France  : le grand paradoxe par François Sorton
Lorsqu’une équipe est si prolifique, l’idée qui prévaut est qu’elle s’est donné les moyens de ses ambitions. L’équipe de France pourfend cette idée  : elle est organisée pour ne pas prendre de buts, elle en marque énormément (4-2 contre la Croatie). C’est un grand paradoxe.

Huit défenseurs
Normalement, les matches amicaux (cette ligue des nations n’est rien d’autre qu’une série de matches amicaux) sont faits pour tenter des choses qui vont dans le sens du jeu, par exemple peaufiner des organisations plus hardies.
Avec Deschamps, c’est tout le contraire  : lorsqu’il innove, c’est toujours pour avoir plus de sécurité. Huit joueurs à vocation très défensive (Lloris, Sissoko, Upamecano, Lenglet, Hernandez, Mendy, Kanté, NZonzi), un relayeur, (Griezmann), et deux attaquants (Martial et Ben Yedder). C’est une tactique ultra-protectrice mais d’un réalisme à couper le souffle.
Comment mener 2-1 à la mi-temps d’un match quand vous n’avez pas vu le ballon, que vous n’êtes pas capable de faire deux passes de rang  ? Comment marquer 4 buts à chaque match où vous avez 5 occasions  ? Est-ce qu’une équipe, depuis l’existence des matches internationaux, a été aussi efficace que celle de Deschamps qui déjoue toutes les statistiques qui veulent qu’une équipe marque 1 but toutes les 4 occasions  ? L’équipe de France, elle, marque 4 buts toutes les 5 occasions. Comment expliquer ce qui ne l’est pas et qui n’est pas loin de s’apparenter à un cynisme qui fait froid dans le dos  ?
Contre la Croatie, les Français ont été ridicules, pitoyables toute une mi-temps et mener au score à cet instant relevait d’un pur miracle. Lorsqu’un miracle se produit ainsi, on peut mettre ça sur le compte de la chance. Lorsque le miracle se reproduit encore et encore, ce n’est plus de la chance mais une énigme, un mystère. Si vous savez les résoudre, faites-nous en part.

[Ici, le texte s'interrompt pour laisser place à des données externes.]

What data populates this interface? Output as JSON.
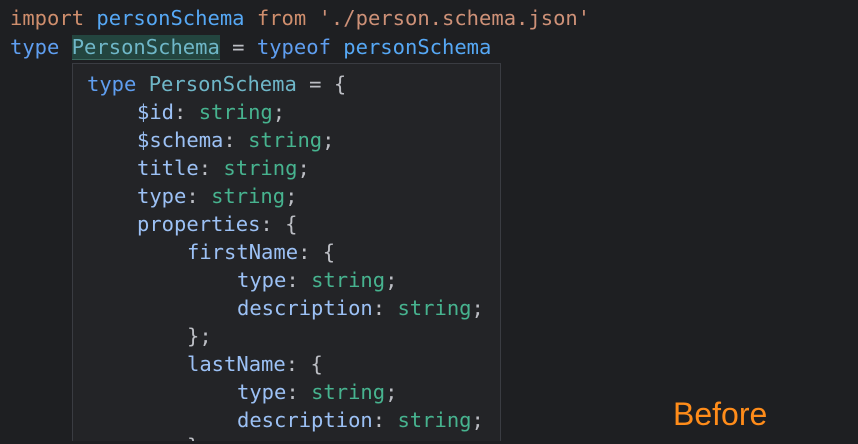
{
  "editor": {
    "line1": {
      "kw_import": "import",
      "ident": "personSchema",
      "kw_from": "from",
      "string": "'./person.schema.json'"
    },
    "line2": {
      "kw_type": "type",
      "type_name": "PersonSchema",
      "eq": "=",
      "kw_typeof": "typeof",
      "ident": "personSchema"
    }
  },
  "popup": {
    "lines": [
      {
        "kw": "type",
        "name": "PersonSchema",
        "rest": " = {"
      },
      {
        "prop": "$id",
        "sep": ": ",
        "type": "string",
        "end": ";"
      },
      {
        "prop": "$schema",
        "sep": ": ",
        "type": "string",
        "end": ";"
      },
      {
        "prop": "title",
        "sep": ": ",
        "type": "string",
        "end": ";"
      },
      {
        "prop": "type",
        "sep": ": ",
        "type": "string",
        "end": ";"
      },
      {
        "prop": "properties",
        "sep": ": ",
        "end": "{"
      },
      {
        "prop": "firstName",
        "sep": ": ",
        "end": "{"
      },
      {
        "prop": "type",
        "sep": ": ",
        "type": "string",
        "end": ";"
      },
      {
        "prop": "description",
        "sep": ": ",
        "type": "string",
        "end": ";"
      },
      {
        "close": "};"
      },
      {
        "prop": "lastName",
        "sep": ": ",
        "end": "{"
      },
      {
        "prop": "type",
        "sep": ": ",
        "type": "string",
        "end": ";"
      },
      {
        "prop": "description",
        "sep": ": ",
        "type": "string",
        "end": ";"
      },
      {
        "close": "}"
      }
    ]
  },
  "label": {
    "before": "Before"
  },
  "colors": {
    "background": "#1e1f22",
    "popup_background": "#232427",
    "keyword_orange": "#cf8e6d",
    "keyword_blue": "#5f9ef0",
    "string": "#ce9178",
    "type_string": "#47b38f",
    "label_orange": "#ff8c1a"
  }
}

Tout juste pourra-t-on avancer que Deschamps a inoculé à ses joueurs la détestation de la défaite, y compris un soir où son équipe était privée de Mbappé (on ne parle plus de Benzema dont le sort semble malheureusement réglé).
Résumons  : la France vient de gagner deux matches contre la Suède (1-0) et la Croatie, donc, en livrant deux mauvais matches, elle n’a aucun désir de s’y prendre autrement puisque ça marche, tout le monde est en admiration devant Deschamps, personnage sacré du football français. Que demande l’amateur moyen de foot  ? Rien, il est content, beaucoup plus que les Croates sûrement éberlués et incrédules.
Comment dit-on bête noire en Croate  ? Lors de la demi-finale de la Coupe du Monde 1998, les coéquipiers de Boban avaient dominé la France mais perdu 2-1 sur deux buts du gauche de Thuram, un pied dont il ne se sert que pour monter dans le bus. En finale 20 ans plus tard, ils perdent déjà 4-2 après avoir fait le jeu. Hier, (il n’y avait certes pas d’enjeu), leur supériorité a été pareillement punie. Mais bête noire, c’est aussi la nôtre, car comment comprendre qu’une équipe qui marque tant de buts est aussi pénible, voire désespérante à voir jouer  ? Parfois, il faut admettre son ignorance ou son incompréhension.